Today, Congresswoman Maxine Waters (D-CA), the top Democrat on the House Financial Services Committee, delivered the following statement at a full Committee hearing entitled, “The Federal Regulators' Response to Recent Bank Failures.”
Good morning. I’d like to thank Chairman McHenry for working with me in a bipartisan way on investigating the failures of Silicon Valley Bank and Signature Bank. Today’s hearing is the first of what I expect will be several hearings on this important topic.
Chair Gruenberg, Vice Chair Barr, and Under Secretary Liang, the collapse of SVB and Signature Bank earlier this month marked the second and third largest bank failures in U.S. history. In fact, SVB customers withdrew a staggering $42 billion in less than a day, making it the largest bank run ever, and threatening to snowball into a full-blown banking crisis. But 2023 is not 2008. Because of the Dodd-Frank reforms Democrats on this Committee passed as well as the bold and swift response by President Biden, Secretary Yellen and our banking regulators, a crisis was averted, and our banking system remains strong.
However, these events are a wakeup call. We must uncover how management, regulatory, and supervisory failures contributed to these events and explore solutions to strengthen the safety and soundness of our banks. Small business owners should not be expected to serve as a financial regulator when paying their employees, and community banks and minority depository institutions should not have to pay for the failures of bank mismanagement at SVB or Signature Bank.
Since day one of SVB’s collapse, Committee Democrats have been on the case. In fact, under my leadership as Ranking Member, we quickly organized several bipartisan briefings with our nation’s regulators to better understand what happened, share what we were hearing from constituents, and urge regulators to act.

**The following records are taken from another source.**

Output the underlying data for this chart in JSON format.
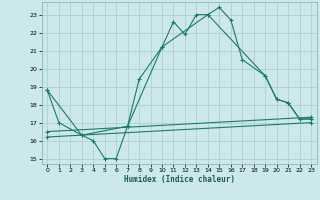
{
  "bg_color": "#cce8ea",
  "grid_color": "#b0d0d3",
  "line_color": "#1a7a6e",
  "xlabel": "Humidex (Indice chaleur)",
  "xlim": [
    -0.5,
    23.5
  ],
  "ylim": [
    14.7,
    23.7
  ],
  "yticks": [
    15,
    16,
    17,
    18,
    19,
    20,
    21,
    22,
    23
  ],
  "xticks": [
    0,
    1,
    2,
    3,
    4,
    5,
    6,
    7,
    8,
    9,
    10,
    11,
    12,
    13,
    14,
    15,
    16,
    17,
    18,
    19,
    20,
    21,
    22,
    23
  ],
  "series": [
    {
      "x": [
        0,
        1,
        3,
        4,
        5,
        6,
        7,
        8,
        10,
        11,
        12,
        13,
        14,
        15,
        16,
        17,
        19,
        20,
        21,
        22,
        23
      ],
      "y": [
        18.8,
        17.0,
        16.3,
        16.0,
        15.0,
        15.0,
        16.8,
        19.4,
        21.2,
        22.6,
        21.9,
        23.0,
        23.0,
        23.4,
        22.7,
        20.5,
        19.6,
        18.3,
        18.1,
        17.2,
        17.2
      ]
    },
    {
      "x": [
        0,
        3,
        7,
        10,
        14,
        19,
        20,
        21,
        22,
        23
      ],
      "y": [
        18.8,
        16.3,
        16.8,
        21.2,
        23.0,
        19.6,
        18.3,
        18.1,
        17.2,
        17.2
      ]
    },
    {
      "x": [
        0,
        23
      ],
      "y": [
        16.5,
        17.3
      ]
    },
    {
      "x": [
        0,
        23
      ],
      "y": [
        16.2,
        17.0
      ]
    }
  ]
}
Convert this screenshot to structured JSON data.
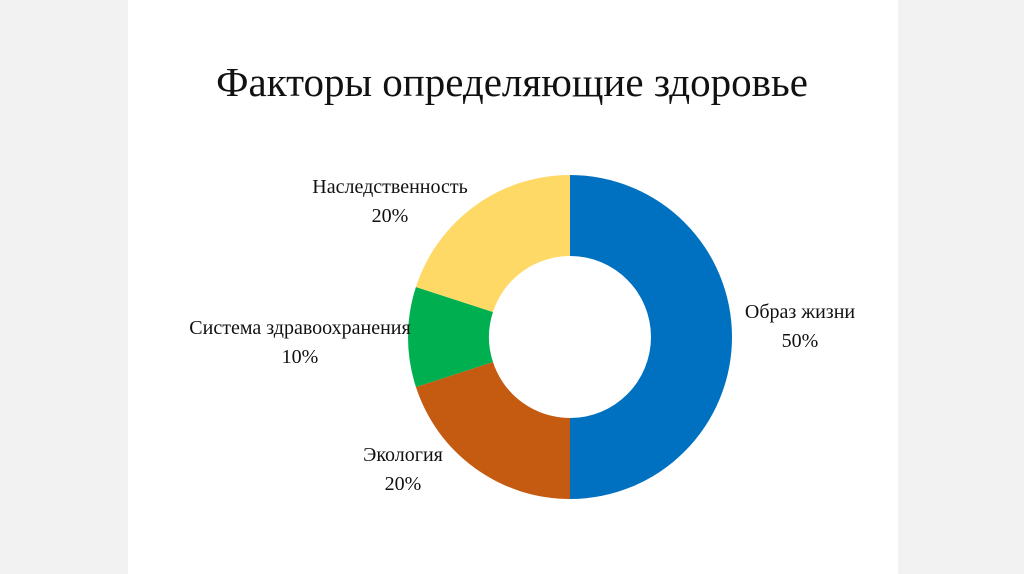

Since then, we’ve sent letters demanding answers from our regulators. And, in response to Biden’s call to Congress, I and my colleagues are working on legislation to, for example, enhance clawbacks and other penalties. We also need answers from the CEOs who not only ran these banks into the ground, but enriched themselves.
It’s also important to know how we got here—deregulation. Former and disgraced President Trump said he’d do a “big number on Dodd-Frank” and his appointed regulators did just that. At that time, I sounded the alarm on the dangers of weakening capital and liquidity rules for banks like SVB. The light-touch cautions from the Fed to SVB management are clearly not what Congress intended for bank supervision. I hope Republicans will join Democrats in strengthening compliance with bank rules and transparency over this process.
Before I close, I want to address the extreme MAGA Republican narrative about the bank failures. Let me be very, very clear. Silicon Valley Bank collapsed because of management failures and possible regulatory weaknesses – not because there was one Black man on the board. We saw this same racist playbook during the 2008 financial crisis when some Republicans blamed the Community Reinvestment Act and loans made to people of color. Rest assured, Democrats will not stand for this blatant racism.
With that, Mr. Chair, I yield back the balance of my time.